Modern insanın en büyük yanılgılarından biri, mutluluğu dışsal şeylerde aramaktır. Sahip olmakla var olmanın birbirine karıştığı bu çağda, gönlümüzü neye verdiğimizi çoğu zaman fark etmeyiz. Paraya, başarıya, statüye, güzelliğe, sosyal onaya… Belki de en çok da dünyaya duyduğumuz aşka.
Oysa dünya, sevilecek bir yerdir evet ama sevilmeyecek kadar geçicidir de. Onun cazibesi göz alıcıdır; ama bu cazibe, gerçeğin üstünü örten bir tül gibi, hakikati silikleştirir. Ve biz bu tülün ardından bakarken, içimizdeki derin boşluğu “biraz daha fazla” ile doldurmaya çalışırız. Biraz daha çok para, biraz daha çok beğeni, biraz daha çok alkış… Ve her adımda, hakiki aşktan bir adım daha uzaklaşırız.
Dünyaya duyduğumuz bu aşkın peşinden koşmayı bıraktığımız an, işte o zaman yüreğimiz hakiki aşka açılır. Bu hakiki aşk, dünyevi bir sevgiliye değil; insanın özüyle, yaratılış gayesiyle, varoluşun anlamıyla kurduğu bağdır. Kimi buna Allah der, kimi hakikat, kimi sevgi… Ama adı ne olursa olsun, bu aşk insanı doyurur, sakinleştirir, köksüzlükten çıkarır.
Dünyaya dair hırslarımızdan sıyrıldıkça, kalbimizde başka bir kapı aralanır.

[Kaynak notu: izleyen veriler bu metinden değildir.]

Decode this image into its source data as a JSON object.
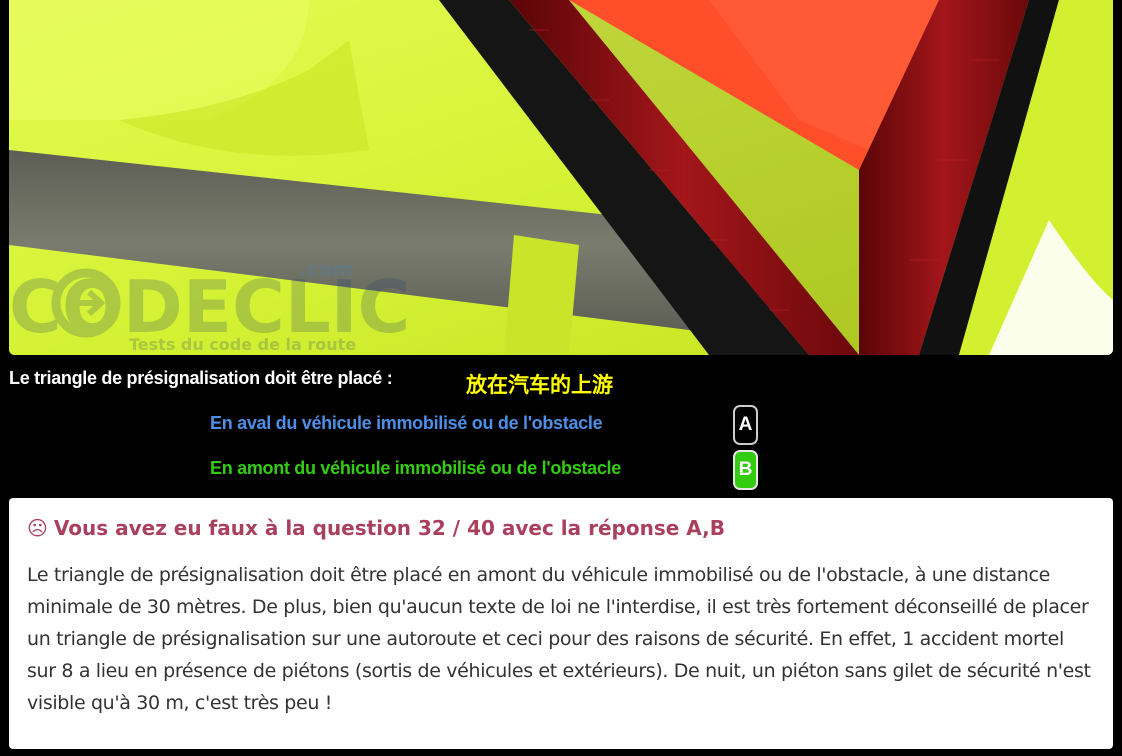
{
  "image": {
    "watermark_brand": "CODECLIC",
    "watermark_domain": ".com",
    "watermark_tagline": "Tests du code de la route",
    "icon": "arrow-right-circle-icon"
  },
  "question": {
    "text": "Le triangle de présignalisation doit être placé :",
    "translation": "放在汽车的上游"
  },
  "answers": [
    {
      "letter": "A",
      "text": "En aval du véhicule immobilisé ou de l'obstacle",
      "color": "#4d8fe6",
      "selected": false
    },
    {
      "letter": "B",
      "text": "En amont du véhicule immobilisé ou de l'obstacle",
      "color": "#33cc11",
      "selected": true
    }
  ],
  "result": {
    "icon": "sad-face-icon",
    "icon_glyph": "☹",
    "title": "Vous avez eu faux à la question 32 / 40 avec la réponse A,B",
    "explanation": "Le triangle de présignalisation doit être placé en amont du véhicule immobilisé ou de l'obstacle, à une distance minimale de 30 mètres. De plus, bien qu'aucun texte de loi ne l'interdise, il est très fortement déconseillé de placer un triangle de présignalisation sur une autoroute et ceci pour des raisons de sécurité. En effet, 1 accident mortel sur 8 a lieu en présence de piétons (sortis de véhicules et extérieurs). De nuit, un piéton sans gilet de sécurité n'est visible qu'à 30 m, c'est très peu !"
  },
  "colors": {
    "background": "#000000",
    "vest": "#d6f532",
    "reflective_band": "#6e7160",
    "triangle_red": "#8a0f12",
    "triangle_orange": "#ff4f2a",
    "answer_a": "#4d8fe6",
    "answer_b": "#33cc11",
    "translation": "#ffff00",
    "result_title": "#a9405e"
  }
}
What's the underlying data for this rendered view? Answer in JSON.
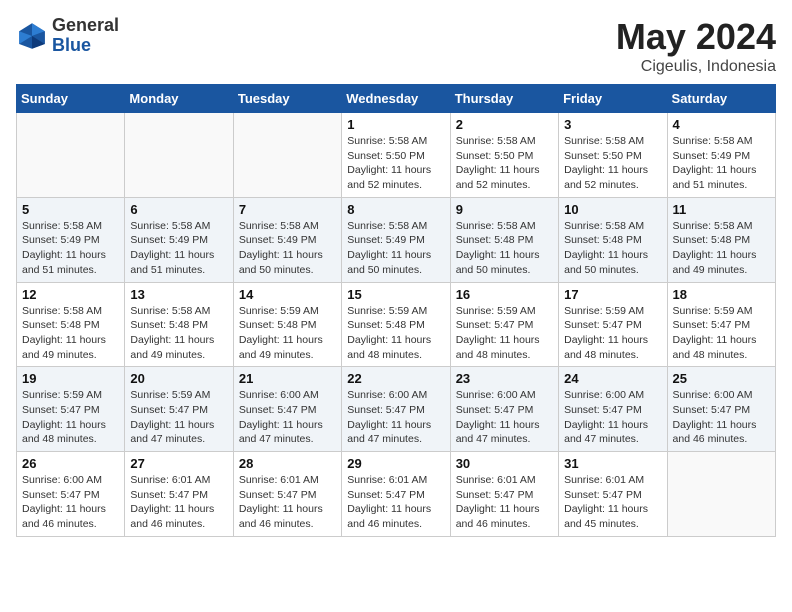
{
  "logo": {
    "general": "General",
    "blue": "Blue"
  },
  "title": {
    "month_year": "May 2024",
    "location": "Cigeulis, Indonesia"
  },
  "days_of_week": [
    "Sunday",
    "Monday",
    "Tuesday",
    "Wednesday",
    "Thursday",
    "Friday",
    "Saturday"
  ],
  "weeks": [
    [
      {
        "day": "",
        "detail": ""
      },
      {
        "day": "",
        "detail": ""
      },
      {
        "day": "",
        "detail": ""
      },
      {
        "day": "1",
        "detail": "Sunrise: 5:58 AM\nSunset: 5:50 PM\nDaylight: 11 hours\nand 52 minutes."
      },
      {
        "day": "2",
        "detail": "Sunrise: 5:58 AM\nSunset: 5:50 PM\nDaylight: 11 hours\nand 52 minutes."
      },
      {
        "day": "3",
        "detail": "Sunrise: 5:58 AM\nSunset: 5:50 PM\nDaylight: 11 hours\nand 52 minutes."
      },
      {
        "day": "4",
        "detail": "Sunrise: 5:58 AM\nSunset: 5:49 PM\nDaylight: 11 hours\nand 51 minutes."
      }
    ],
    [
      {
        "day": "5",
        "detail": "Sunrise: 5:58 AM\nSunset: 5:49 PM\nDaylight: 11 hours\nand 51 minutes."
      },
      {
        "day": "6",
        "detail": "Sunrise: 5:58 AM\nSunset: 5:49 PM\nDaylight: 11 hours\nand 51 minutes."
      },
      {
        "day": "7",
        "detail": "Sunrise: 5:58 AM\nSunset: 5:49 PM\nDaylight: 11 hours\nand 50 minutes."
      },
      {
        "day": "8",
        "detail": "Sunrise: 5:58 AM\nSunset: 5:49 PM\nDaylight: 11 hours\nand 50 minutes."
      },
      {
        "day": "9",
        "detail": "Sunrise: 5:58 AM\nSunset: 5:48 PM\nDaylight: 11 hours\nand 50 minutes."
      },
      {
        "day": "10",
        "detail": "Sunrise: 5:58 AM\nSunset: 5:48 PM\nDaylight: 11 hours\nand 50 minutes."
      },
      {
        "day": "11",
        "detail": "Sunrise: 5:58 AM\nSunset: 5:48 PM\nDaylight: 11 hours\nand 49 minutes."
      }
    ],
    [
      {
        "day": "12",
        "detail": "Sunrise: 5:58 AM\nSunset: 5:48 PM\nDaylight: 11 hours\nand 49 minutes."
      },
      {
        "day": "13",
        "detail": "Sunrise: 5:58 AM\nSunset: 5:48 PM\nDaylight: 11 hours\nand 49 minutes."
      },
      {
        "day": "14",
        "detail": "Sunrise: 5:59 AM\nSunset: 5:48 PM\nDaylight: 11 hours\nand 49 minutes."
      },
      {
        "day": "15",
        "detail": "Sunrise: 5:59 AM\nSunset: 5:48 PM\nDaylight: 11 hours\nand 48 minutes."
      },
      {
        "day": "16",
        "detail": "Sunrise: 5:59 AM\nSunset: 5:47 PM\nDaylight: 11 hours\nand 48 minutes."
      },
      {
        "day": "17",
        "detail": "Sunrise: 5:59 AM\nSunset: 5:47 PM\nDaylight: 11 hours\nand 48 minutes."
      },
      {
        "day": "18",
        "detail": "Sunrise: 5:59 AM\nSunset: 5:47 PM\nDaylight: 11 hours\nand 48 minutes."
      }
    ],
    [
      {
        "day": "19",
        "detail": "Sunrise: 5:59 AM\nSunset: 5:47 PM\nDaylight: 11 hours\nand 48 minutes."
      },
      {
        "day": "20",
        "detail": "Sunrise: 5:59 AM\nSunset: 5:47 PM\nDaylight: 11 hours\nand 47 minutes."
      },
      {
        "day": "21",
        "detail": "Sunrise: 6:00 AM\nSunset: 5:47 PM\nDaylight: 11 hours\nand 47 minutes."
      },
      {
        "day": "22",
        "detail": "Sunrise: 6:00 AM\nSunset: 5:47 PM\nDaylight: 11 hours\nand 47 minutes."
      },
      {
        "day": "23",
        "detail": "Sunrise: 6:00 AM\nSunset: 5:47 PM\nDaylight: 11 hours\nand 47 minutes."
      },
      {
        "day": "24",
        "detail": "Sunrise: 6:00 AM\nSunset: 5:47 PM\nDaylight: 11 hours\nand 47 minutes."
      },
      {
        "day": "25",
        "detail": "Sunrise: 6:00 AM\nSunset: 5:47 PM\nDaylight: 11 hours\nand 46 minutes."
      }
    ],
    [
      {
        "day": "26",
        "detail": "Sunrise: 6:00 AM\nSunset: 5:47 PM\nDaylight: 11 hours\nand 46 minutes."
      },
      {
        "day": "27",
        "detail": "Sunrise: 6:01 AM\nSunset: 5:47 PM\nDaylight: 11 hours\nand 46 minutes."
      },
      {
        "day": "28",
        "detail": "Sunrise: 6:01 AM\nSunset: 5:47 PM\nDaylight: 11 hours\nand 46 minutes."
      },
      {
        "day": "29",
        "detail": "Sunrise: 6:01 AM\nSunset: 5:47 PM\nDaylight: 11 hours\nand 46 minutes."
      },
      {
        "day": "30",
        "detail": "Sunrise: 6:01 AM\nSunset: 5:47 PM\nDaylight: 11 hours\nand 46 minutes."
      },
      {
        "day": "31",
        "detail": "Sunrise: 6:01 AM\nSunset: 5:47 PM\nDaylight: 11 hours\nand 45 minutes."
      },
      {
        "day": "",
        "detail": ""
      }
    ]
  ]
}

O kapının ardında bir sükûnet vardır; ne elde etmek için yarışan bir zihin, ne kaybetme korkusuyla titreyen bir yürek… Sadece “olmak” vardır. Ve sadece “olabilen” kişi, gerçek aşkı hissedebilir.
Bu aşk, bir başkasına zarar vermeyen, karşılık beklemeyen, dünyaya tutunmayan bir sevgidir. Bu yüzden hakikidir. Bu yüzden sonsuzdur.
Belki de bu yüzden, ne zaman ki dünyaya olan aşkımızdan vazgeçeriz, asıl o zaman gerçek sevgiyi, gerçek özgürlüğü buluruz. Çünkü hakiki aşk, dünyadan değil, yüreğin derinliğinden doğar.